Par Chen Aizhu et Trixie Yap
La société chinoise Hengli Petrochemical, sanctionnée par les États-Unis pour avoir prétendument acheté du pétrole iranien, a annulé ses récents achats de brut non iranien, ont indiqué cinq sources du secteur, ce qui a contraint l’entreprise à réduire encore davantage ses activités de raffinage alors que ses stocks s’épuisent.
Ces annulations inhabituelles interviennent quelques semaines seulement après que Reuters a rapporté que le raffineur avait acheté des cargaisons en provenance d’Afrique de l’Ouest et du Moyen-Orient, dans le but d’être retiré de la liste de Washington.
Le raffineur a annulé des contrats portant sur au moins 6 millions de barils de brut, ont indiqué trois des sources informées du dossier.
Parmi ceux-ci figuraient 2 millions de barils de pétrole d’Afrique de l’Ouest livrés le mois dernier dans des réservoirs de stockage situés dans l’est de la Chine et appartenant à un tiers, ainsi que deux autres cargaisons de brut du Moyen-Orient de 2 millions de barils chacune, dont la livraison était prévue en juillet, ont-elles précisé.
L’une des cargaisons en provenance du Moyen-Orient a été revendue, selon l’une des sources. Toutes les sources ont souhaité garder l’anonymat, le sujet étant sensible.
La raison de ces annulations — qui n’avaient pas été rapportées auparavant — n’était pas claire.
Hengli, l’un des plus grands raffineurs indépendants de Chine, n’a pas répondu aux e-mails sollicitant des commentaires, et les appels passés aux responsables de l’entreprise sont restés sans réponse.
Les États-Unis ont imposé des sanctions à la raffinerie en avril. Peu après, Hengli a nié avoir eu des relations commerciales avec l’Iran.
La semaine dernière, Washington a levé les sanctions sur le pétrole iranien pour une durée de 60 jours dans le cadre d’un accord de paix provisoire, et l’Iran a accéléré ses chargements de pétrole, mais on ignore encore qui pourrait être l’acheteur dans le cadre de cette nouvelle dérogation.
Les annulations sont rares
Il est rare que de grands raffineurs annulent des contrats à la dernière minute ou ne les honorent pas, ont indiqué des traders, ajoutant que ces annulations pourraient jeter une ombre sur les futures transactions et partenariats.

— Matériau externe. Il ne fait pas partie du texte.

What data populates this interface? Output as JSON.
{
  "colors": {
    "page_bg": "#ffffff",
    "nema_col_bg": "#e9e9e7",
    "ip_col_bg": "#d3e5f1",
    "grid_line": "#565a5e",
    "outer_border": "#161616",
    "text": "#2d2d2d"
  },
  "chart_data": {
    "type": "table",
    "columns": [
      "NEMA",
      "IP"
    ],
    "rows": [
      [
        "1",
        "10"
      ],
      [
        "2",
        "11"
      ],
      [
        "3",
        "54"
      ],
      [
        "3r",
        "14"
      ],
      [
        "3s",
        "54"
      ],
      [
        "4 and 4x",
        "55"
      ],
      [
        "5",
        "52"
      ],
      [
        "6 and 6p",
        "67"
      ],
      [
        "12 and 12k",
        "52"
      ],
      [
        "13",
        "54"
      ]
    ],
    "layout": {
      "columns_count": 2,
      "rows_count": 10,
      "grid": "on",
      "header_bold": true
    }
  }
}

« C’est un coup dur pour son équipe commerciale, qui s’est tant investie, frappant à la porte de nombreux partenaires pour reconquérir le marché traditionnel », a déclaré l’une des sources, qui fait partie des fournisseurs.
Hengli avait structuré chaque achat via une chaîne d’approvisionnement impliquant plusieurs négociants afin de minimiser tout risque de répercussions liées aux sanctions pour les parties, ont indiqué les sources.

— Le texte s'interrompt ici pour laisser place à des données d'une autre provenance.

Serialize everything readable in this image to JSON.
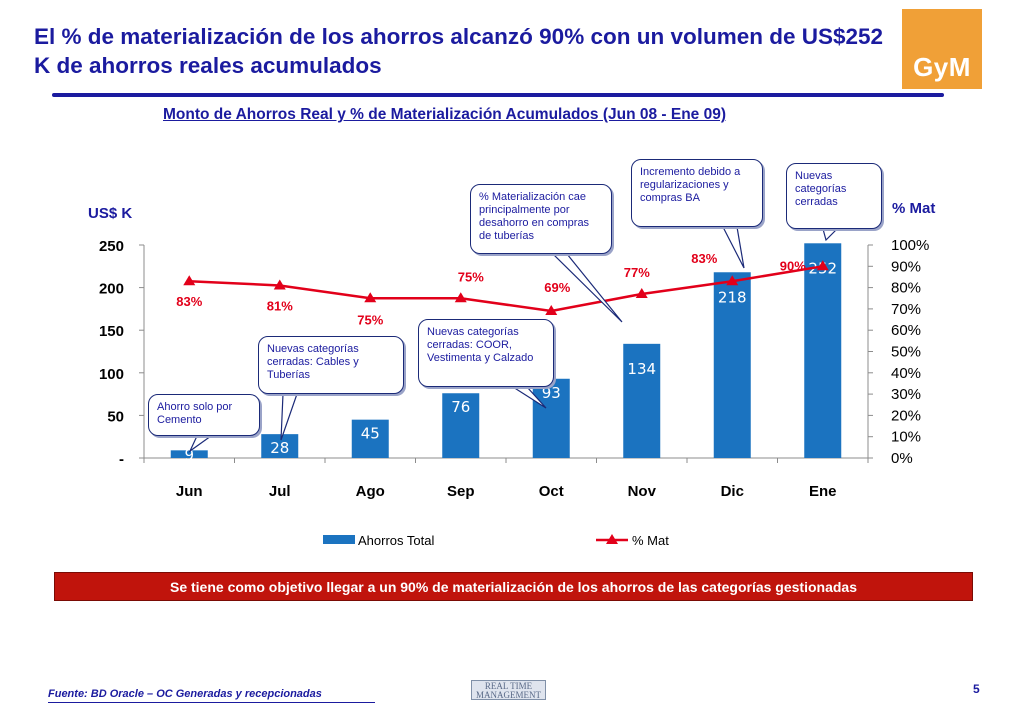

L’une des sources a précisé qu’il était donc difficile de déterminer quelles entreprises avaient subi des pertes. On ignore également si Hengli a indemnisé les vendeurs.
Le raffineur a déclaré fin avril que son usine de 400 000 barils par jour, située dans le nord-est de la Chine, disposait de stocks de pétrole brut correspondant à plus de trois mois de consommation, et qu’il chercherait une voie juridique pour être retiré de la liste des sanctions.
Incapable d’acheter du pétrole non sanctionné pour reconstituer ses stocks, Hengli a dû réduire encore davantage son débit de raffinage, ont indiqué deux des sources.
Elle a fermé l’une de ses deux unités de distillation de brut d’une capacité de 200 000 barils par jour fin juin, réduisant ainsi le taux d’exploitation de la raffinerie à 50 %, selon l’une des deux sources et une autre source.
La raffinerie fonctionnait à environ 70 % de sa capacité au début du mois de juin et à plus de 80 % en mai, a rapporté Reuters.